Luka Kaplar, cofounder and CEO of startup Getapro, developing a mobile app for booking and paying services for personal trainers, has altogether more than 10 years of experience in the fitness industry. The Slovenian Association of Fitness Professionals was founded following his vision, now organizing accredited courses for gaining licences as personal trainers, aerobics instructors and pilates instructors in Slovenia and Great Britain. He is a key person who conveys market demands through a product leader to developers. He works with the principle that there are no wrong answers. There are only those that are more or less suitable under the given circumstances.
What is your startup life currently most marked by?
Luka Kaplar, cofounder and CEO of Getapro, with ten years of experience in the fitness industry, is conveying market demands to his developers.
24/7 workdays with a large measure of stress, constant adjustment, changes on a daily basis, looking for new possibilities, and everything is seasoned with unhealthy meals. Of course there are also moments when we say to ourselves: “Do we really need this”, then with each progress, confirmation from the market, we realize that we are on the right path and that we have to persist no matter what.
What connects you as a team and motivates you in work?

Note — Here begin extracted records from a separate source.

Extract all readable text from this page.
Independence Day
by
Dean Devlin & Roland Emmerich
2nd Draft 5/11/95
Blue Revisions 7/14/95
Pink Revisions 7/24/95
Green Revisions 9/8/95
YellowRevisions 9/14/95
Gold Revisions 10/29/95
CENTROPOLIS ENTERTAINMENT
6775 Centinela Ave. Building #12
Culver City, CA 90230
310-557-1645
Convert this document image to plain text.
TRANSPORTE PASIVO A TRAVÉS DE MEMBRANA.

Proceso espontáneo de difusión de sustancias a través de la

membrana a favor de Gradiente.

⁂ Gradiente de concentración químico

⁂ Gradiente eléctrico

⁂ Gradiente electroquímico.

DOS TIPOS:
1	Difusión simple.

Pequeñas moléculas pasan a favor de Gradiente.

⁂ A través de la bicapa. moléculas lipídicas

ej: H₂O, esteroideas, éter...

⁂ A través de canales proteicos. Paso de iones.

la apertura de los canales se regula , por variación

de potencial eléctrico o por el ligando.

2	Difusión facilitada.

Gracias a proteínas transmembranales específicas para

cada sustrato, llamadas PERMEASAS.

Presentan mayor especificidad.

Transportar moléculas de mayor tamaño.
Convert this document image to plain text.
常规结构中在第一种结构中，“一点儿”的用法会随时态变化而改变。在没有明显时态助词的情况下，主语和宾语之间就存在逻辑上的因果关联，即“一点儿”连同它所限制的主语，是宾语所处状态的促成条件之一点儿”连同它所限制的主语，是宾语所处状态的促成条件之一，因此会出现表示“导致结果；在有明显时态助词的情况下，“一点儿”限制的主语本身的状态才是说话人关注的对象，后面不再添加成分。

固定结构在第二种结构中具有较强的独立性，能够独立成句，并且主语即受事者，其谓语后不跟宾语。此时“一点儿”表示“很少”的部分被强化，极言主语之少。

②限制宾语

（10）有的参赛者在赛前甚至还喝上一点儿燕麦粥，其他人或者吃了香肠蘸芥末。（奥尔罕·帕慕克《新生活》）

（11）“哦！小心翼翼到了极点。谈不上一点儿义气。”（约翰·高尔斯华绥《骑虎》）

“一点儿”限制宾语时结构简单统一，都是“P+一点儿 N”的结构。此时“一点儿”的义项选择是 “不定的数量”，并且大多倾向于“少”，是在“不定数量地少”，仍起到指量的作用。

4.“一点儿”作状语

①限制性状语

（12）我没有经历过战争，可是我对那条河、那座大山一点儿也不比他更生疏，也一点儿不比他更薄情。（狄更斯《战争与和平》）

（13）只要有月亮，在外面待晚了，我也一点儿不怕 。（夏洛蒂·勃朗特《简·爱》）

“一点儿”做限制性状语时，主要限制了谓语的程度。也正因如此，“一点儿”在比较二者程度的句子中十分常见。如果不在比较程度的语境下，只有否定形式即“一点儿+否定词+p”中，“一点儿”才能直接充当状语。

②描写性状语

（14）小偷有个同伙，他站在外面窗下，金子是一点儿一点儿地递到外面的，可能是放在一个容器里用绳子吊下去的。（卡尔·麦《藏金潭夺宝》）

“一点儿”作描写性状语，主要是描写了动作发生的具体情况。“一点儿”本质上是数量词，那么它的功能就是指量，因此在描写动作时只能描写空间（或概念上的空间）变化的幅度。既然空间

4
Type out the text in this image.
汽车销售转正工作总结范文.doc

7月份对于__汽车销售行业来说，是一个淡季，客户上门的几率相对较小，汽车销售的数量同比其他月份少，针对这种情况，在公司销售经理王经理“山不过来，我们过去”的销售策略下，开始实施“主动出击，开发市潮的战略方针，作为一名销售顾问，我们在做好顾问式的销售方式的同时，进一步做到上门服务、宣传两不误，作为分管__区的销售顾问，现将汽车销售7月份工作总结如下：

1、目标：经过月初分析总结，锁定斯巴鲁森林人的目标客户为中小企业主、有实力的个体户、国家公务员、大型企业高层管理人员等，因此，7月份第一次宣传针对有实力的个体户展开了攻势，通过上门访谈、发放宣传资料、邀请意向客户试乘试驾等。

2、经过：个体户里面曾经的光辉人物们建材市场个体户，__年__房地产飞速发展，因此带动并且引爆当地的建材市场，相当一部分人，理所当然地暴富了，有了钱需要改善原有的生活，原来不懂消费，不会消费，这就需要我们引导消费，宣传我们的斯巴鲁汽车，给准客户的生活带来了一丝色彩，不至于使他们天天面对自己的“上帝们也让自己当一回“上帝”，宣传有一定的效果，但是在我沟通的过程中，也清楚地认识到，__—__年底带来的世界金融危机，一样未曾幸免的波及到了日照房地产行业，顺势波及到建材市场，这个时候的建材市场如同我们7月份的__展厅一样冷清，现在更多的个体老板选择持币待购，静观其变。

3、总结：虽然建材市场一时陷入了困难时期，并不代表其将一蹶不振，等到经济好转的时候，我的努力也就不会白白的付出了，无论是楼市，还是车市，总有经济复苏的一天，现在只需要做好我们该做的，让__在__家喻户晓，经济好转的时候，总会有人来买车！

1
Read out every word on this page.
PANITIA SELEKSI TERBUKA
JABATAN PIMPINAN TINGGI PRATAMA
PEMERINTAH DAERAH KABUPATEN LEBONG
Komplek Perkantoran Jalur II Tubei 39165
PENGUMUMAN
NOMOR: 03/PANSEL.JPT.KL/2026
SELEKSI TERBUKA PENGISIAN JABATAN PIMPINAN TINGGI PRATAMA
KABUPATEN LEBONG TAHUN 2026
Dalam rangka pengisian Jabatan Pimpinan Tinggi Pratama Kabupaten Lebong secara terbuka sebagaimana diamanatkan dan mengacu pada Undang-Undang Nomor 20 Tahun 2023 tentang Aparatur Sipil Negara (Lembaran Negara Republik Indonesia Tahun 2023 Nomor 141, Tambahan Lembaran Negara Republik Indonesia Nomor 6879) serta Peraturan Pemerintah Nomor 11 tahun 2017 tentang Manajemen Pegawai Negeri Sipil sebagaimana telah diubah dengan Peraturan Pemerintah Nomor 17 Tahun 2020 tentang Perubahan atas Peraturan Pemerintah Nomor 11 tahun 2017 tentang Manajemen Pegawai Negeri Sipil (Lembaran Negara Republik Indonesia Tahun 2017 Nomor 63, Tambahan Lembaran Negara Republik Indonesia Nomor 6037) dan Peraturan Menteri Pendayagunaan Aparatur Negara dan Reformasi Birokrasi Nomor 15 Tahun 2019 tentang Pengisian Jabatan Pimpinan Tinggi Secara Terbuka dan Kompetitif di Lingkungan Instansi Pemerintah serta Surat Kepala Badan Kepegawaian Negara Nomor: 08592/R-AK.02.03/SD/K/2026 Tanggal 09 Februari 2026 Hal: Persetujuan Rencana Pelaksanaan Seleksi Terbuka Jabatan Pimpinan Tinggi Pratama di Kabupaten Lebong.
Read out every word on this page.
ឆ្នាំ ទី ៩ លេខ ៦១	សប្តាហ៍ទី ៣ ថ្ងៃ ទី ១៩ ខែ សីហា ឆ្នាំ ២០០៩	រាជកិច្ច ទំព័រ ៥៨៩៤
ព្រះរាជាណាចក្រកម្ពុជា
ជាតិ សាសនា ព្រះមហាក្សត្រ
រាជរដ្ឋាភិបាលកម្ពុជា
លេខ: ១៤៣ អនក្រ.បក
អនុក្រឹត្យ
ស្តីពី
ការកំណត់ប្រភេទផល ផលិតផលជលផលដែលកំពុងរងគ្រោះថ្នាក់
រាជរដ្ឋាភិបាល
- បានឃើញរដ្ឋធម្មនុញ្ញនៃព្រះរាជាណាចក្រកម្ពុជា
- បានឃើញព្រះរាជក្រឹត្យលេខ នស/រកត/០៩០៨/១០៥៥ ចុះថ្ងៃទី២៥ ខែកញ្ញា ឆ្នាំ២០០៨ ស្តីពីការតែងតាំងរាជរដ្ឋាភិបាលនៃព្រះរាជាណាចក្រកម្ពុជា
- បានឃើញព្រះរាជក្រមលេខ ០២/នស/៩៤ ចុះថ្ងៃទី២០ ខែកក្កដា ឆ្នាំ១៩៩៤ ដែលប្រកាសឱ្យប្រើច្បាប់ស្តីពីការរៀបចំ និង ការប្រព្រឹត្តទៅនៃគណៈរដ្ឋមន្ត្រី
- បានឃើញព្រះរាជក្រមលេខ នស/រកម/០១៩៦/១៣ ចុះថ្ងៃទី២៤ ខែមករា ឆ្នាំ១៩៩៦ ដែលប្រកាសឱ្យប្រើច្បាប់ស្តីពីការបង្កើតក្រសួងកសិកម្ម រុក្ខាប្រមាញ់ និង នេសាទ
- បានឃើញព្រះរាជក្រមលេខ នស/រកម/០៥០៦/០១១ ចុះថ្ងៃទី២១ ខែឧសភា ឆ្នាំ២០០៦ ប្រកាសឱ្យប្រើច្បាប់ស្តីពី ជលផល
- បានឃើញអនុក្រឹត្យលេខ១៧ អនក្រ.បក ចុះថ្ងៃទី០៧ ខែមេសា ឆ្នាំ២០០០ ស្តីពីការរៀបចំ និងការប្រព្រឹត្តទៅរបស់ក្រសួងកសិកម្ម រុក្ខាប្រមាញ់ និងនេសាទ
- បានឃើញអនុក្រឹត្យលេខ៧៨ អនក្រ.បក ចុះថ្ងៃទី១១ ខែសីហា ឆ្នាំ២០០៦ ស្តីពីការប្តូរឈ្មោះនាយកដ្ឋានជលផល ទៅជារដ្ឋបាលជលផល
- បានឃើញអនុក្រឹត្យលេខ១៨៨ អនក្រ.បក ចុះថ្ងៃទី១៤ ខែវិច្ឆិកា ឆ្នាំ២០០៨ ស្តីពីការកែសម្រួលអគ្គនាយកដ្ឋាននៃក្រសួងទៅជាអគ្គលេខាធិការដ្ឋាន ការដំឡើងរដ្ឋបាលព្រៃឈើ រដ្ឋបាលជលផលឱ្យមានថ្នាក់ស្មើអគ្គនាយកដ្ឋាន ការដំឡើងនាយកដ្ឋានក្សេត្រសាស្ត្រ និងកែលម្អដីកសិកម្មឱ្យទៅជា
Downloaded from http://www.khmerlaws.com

What all team members have in common is that nothing in life was given to us and that we all had to put in the effort at every step and do something more. The team is connected by the same way of thinking and the fact that the development part of the team has been working together on various projects for the past 10 years.
What is the most important area you are currently working on in the company?
The development part of the team is currently working on eliminating bugs and preparing to officially launch the app in the UK. The business part of the team is preparing a market strategy, looking for new staff, and optimizing business processes.
Best and worst advice you got on your startup path?
We don’t believe in good and bad advice. There is only advice that is more or less suitable under the given circumstances. The task of the team leader is to use the advice that can most contribute to the project’s progress.
Biggest mistake or worst decision you made? What about the best business decision so far?
The biggest mistakes were made in the beginning stages in staffing. When making the team, we really fundamentally leaned on the motivational element, but we didn’t consider individuals’ characteristics, their work habits and personal motives. Because all planning is only anticipation, we also made mistakes with the timeline of product creation. Consequently, this influenced the motivation of some co-workers we worked with following the bootstrap principle, and productivity drastically decreased. We learned that based on motivation, individuals hold out for a few months, then the project has to develop into a serious story. This way, the team also got smaller and the ones who remained were those members who believe in the project and are regular employees today.
The best decision was pitching to the Silicon Gardens, which recognized the potential and then invested into our project. Besides a financial injection, they also got us access to social capital, which is most important. Peter Ribarič, Silicon Gardens CEO, took care of most personal pitches, and thus decreased the time and eased our access to people and companies in Slovenia as well as in the UK, which we couldn’t get to easily.
Your formula/recipe for success?
Our team sticks to Mark Cuban’s formula “It’s not in the dreaming, it’s in the doing”. With a bit of luck and a smart approach, I think that it’s the only true way to succeed.